Although P-centers have been defined as a property of speech sounds, the paradigm described above allows speech and nonspeech stimuli to be freely mixed. When subjects attempt to adjust an alternating sequence of a spoken word and a click to perceptual regularity, they perform the task with considerably higher variance than when adjusting pairs of speech sounds. With repeated presentation, even speech stimuli eventually lose coherence (for example, the initial fricatives can become disconnected), and when this happens the judgments of interval become more difficult.

Rapp (1971) and Allen (1972) have explored related techniques for examining what Allen has termed "syllable beats." Because they have attempted to determine absolute positions immediately, they have been hampered by individual criterion differences, especially in Allen's perceptual tasks. Our techniques establish relative timing of speech sounds to one another and show little individual variability; thus we suspect that individual differences arise in a part of the perceptual system remote from that in which P-centers are processed, perhaps even in the motor-responses system.

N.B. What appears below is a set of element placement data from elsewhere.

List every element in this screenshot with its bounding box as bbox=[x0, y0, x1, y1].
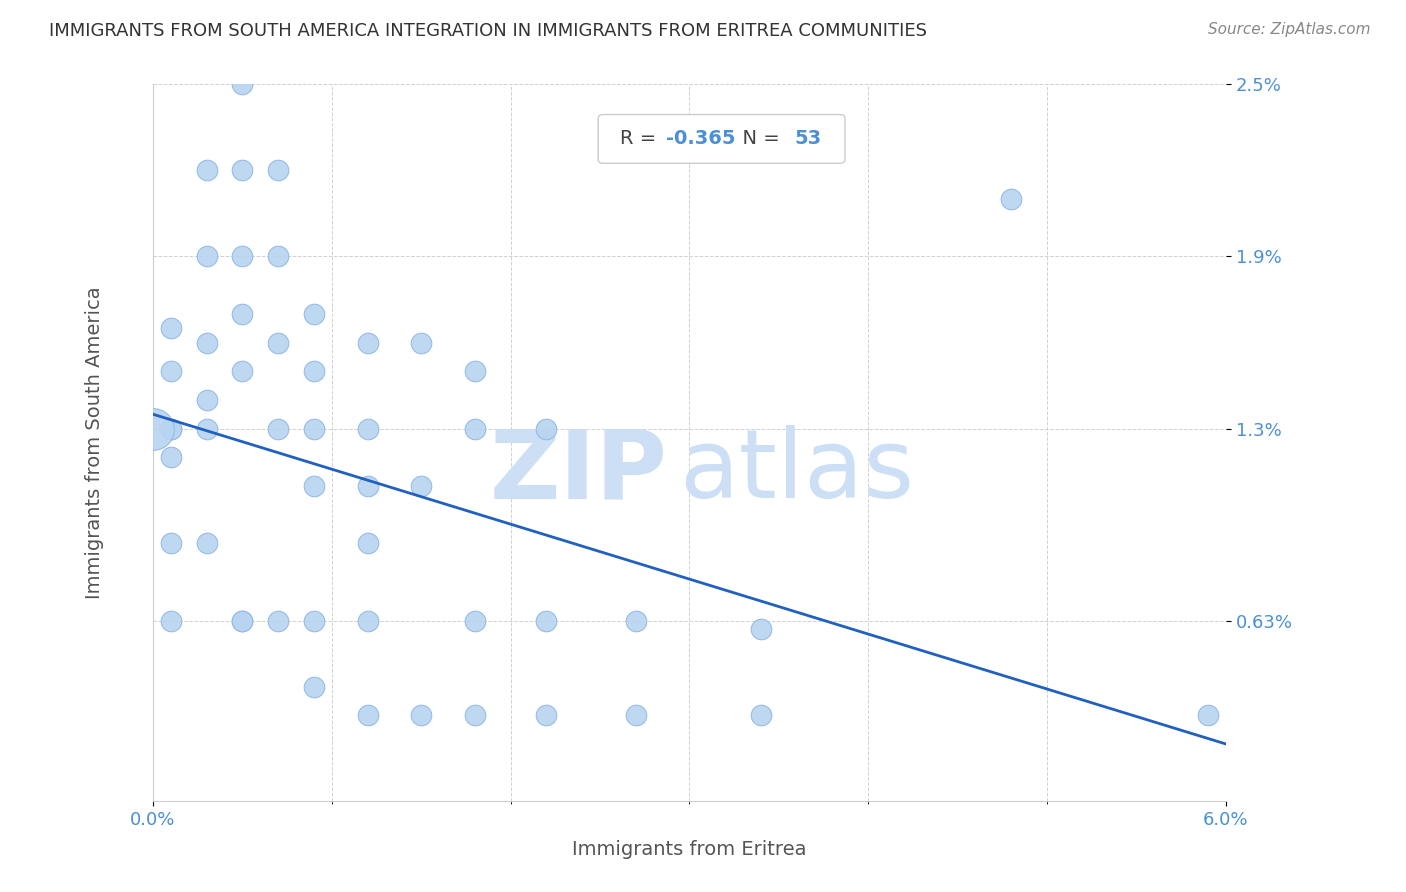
Point bbox=[195, 421, 218, 435]
Point bbox=[195, 536, 218, 550]
Point bbox=[302, 614, 325, 628]
Point bbox=[749, 708, 772, 723]
FancyBboxPatch shape bbox=[598, 114, 845, 163]
Point bbox=[464, 614, 486, 628]
Text: -0.365: -0.365 bbox=[666, 129, 735, 148]
Point bbox=[464, 708, 486, 723]
Text: atlas: atlas bbox=[679, 425, 914, 518]
Point bbox=[159, 450, 181, 465]
Point bbox=[536, 708, 558, 723]
Point bbox=[464, 364, 486, 378]
Point bbox=[195, 335, 218, 350]
Text: IMMIGRANTS FROM SOUTH AMERICA INTEGRATION IN IMMIGRANTS FROM ERITREA COMMUNITIES: IMMIGRANTS FROM SOUTH AMERICA INTEGRATIO… bbox=[49, 22, 927, 40]
Point bbox=[302, 364, 325, 378]
Point bbox=[1197, 708, 1219, 723]
Point bbox=[159, 536, 181, 550]
Point bbox=[536, 614, 558, 628]
Text: N =: N = bbox=[730, 129, 786, 148]
Point bbox=[231, 78, 253, 92]
Point bbox=[231, 614, 253, 628]
Point bbox=[231, 163, 253, 178]
Point bbox=[267, 335, 290, 350]
Point bbox=[195, 163, 218, 178]
Point bbox=[536, 421, 558, 435]
Point bbox=[624, 614, 647, 628]
Point bbox=[195, 392, 218, 407]
Point bbox=[159, 421, 181, 435]
Point bbox=[267, 614, 290, 628]
Point bbox=[302, 479, 325, 493]
Text: ZIP: ZIP bbox=[491, 425, 668, 518]
Point bbox=[159, 614, 181, 628]
Point bbox=[356, 708, 378, 723]
Point bbox=[464, 421, 486, 435]
Point bbox=[411, 708, 433, 723]
Point bbox=[1000, 192, 1022, 206]
Point bbox=[302, 680, 325, 694]
Point bbox=[356, 479, 378, 493]
Point bbox=[411, 335, 433, 350]
Point bbox=[356, 536, 378, 550]
Point bbox=[267, 163, 290, 178]
Point bbox=[142, 421, 165, 435]
Point bbox=[624, 708, 647, 723]
Text: Source: ZipAtlas.com: Source: ZipAtlas.com bbox=[1208, 22, 1371, 37]
Text: R =: R = bbox=[620, 129, 662, 148]
Point bbox=[231, 364, 253, 378]
Point bbox=[749, 622, 772, 636]
Point bbox=[159, 364, 181, 378]
X-axis label: Immigrants from Eritrea: Immigrants from Eritrea bbox=[572, 840, 807, 859]
Point bbox=[231, 250, 253, 264]
Point bbox=[267, 421, 290, 435]
Point bbox=[159, 421, 181, 435]
Point bbox=[231, 307, 253, 321]
Point bbox=[159, 321, 181, 335]
Point bbox=[302, 421, 325, 435]
Point bbox=[411, 479, 433, 493]
Point bbox=[356, 335, 378, 350]
Point bbox=[356, 421, 378, 435]
Text: 53: 53 bbox=[794, 129, 821, 148]
Point bbox=[231, 614, 253, 628]
Point bbox=[267, 250, 290, 264]
Point bbox=[356, 614, 378, 628]
Point bbox=[195, 250, 218, 264]
Y-axis label: Immigrants from South America: Immigrants from South America bbox=[86, 286, 104, 599]
Point bbox=[302, 307, 325, 321]
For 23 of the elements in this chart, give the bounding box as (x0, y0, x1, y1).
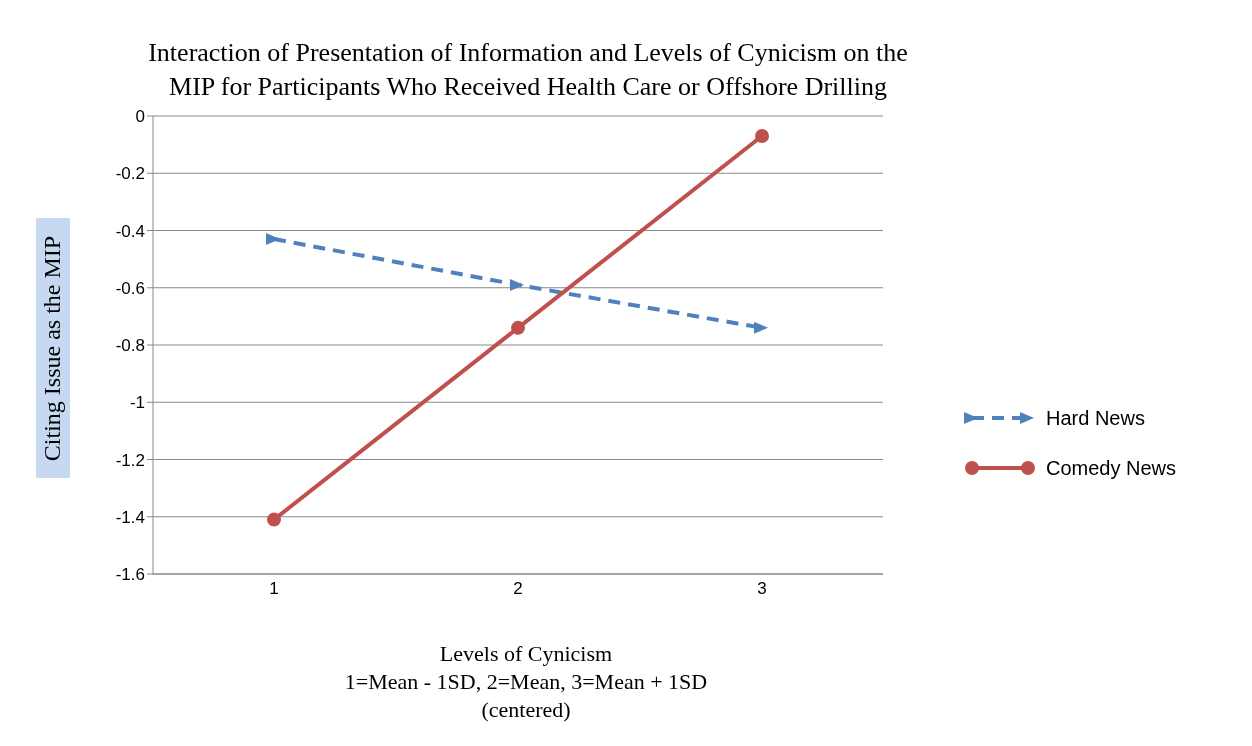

P-centers exert an influence on the production of words (and P can here stand for “production" or "performance"). Humanly produced lists of words never have as a systematic property the regularity of the sound onset. If someone is asked to repeat two sounds alternately at regular intervals, it is simple to discover the relative P-centers. If subjects are asked to produce /ba/ and /ma/ in alternation, we find that the acoustic onset of /ma/ is relatively advanced, even though there are no perceptual irregularities. Onset-to-onset times are smaller for /ba-ma/ than for /ma-ba/. Estimates for two different speakers gave values of 75 and 68 msec. One might note that this is of the same order of magnitude as differences in reaction times between voiced stops and nasals in phoneme monitoring experiments (Foss & Lynch, 1969; blorton & Long, 1976).



Finally, it has not escaped our notice that the same concept will serve as a basis for the description of a wide variety of situations. For example, in trying to understand what happens when a ballerina performs a movement "in time to the beat," it might be useful to consider that it is the P-centers of the production units of the movements that are adjusted to successive P-centers of the input music. Equally, if a double bass player, a flautist, and a tympanist play in unison, we can ask what it is that they do together and what it is about the sounds that is isochronous.



Figure 1. Typical exemplars of the spoken digits one through nine, illustrating relative P-center alignment.


In summary then, the concept of the P-center allows and encourages questions to be asked about the times of occurrence of events. In addition, it points to the complexity of these mechanisms necessary to make judgments concerning co-occurrence of events or necessary to produce responses isochronous with each other and with external events. The concept itself has no explanatory power; its virtue is that it has the right kind of neutrality to prevent people like ourselves from assuming, incorrectly, that the onset of a speech sound determines its moment of occurrence.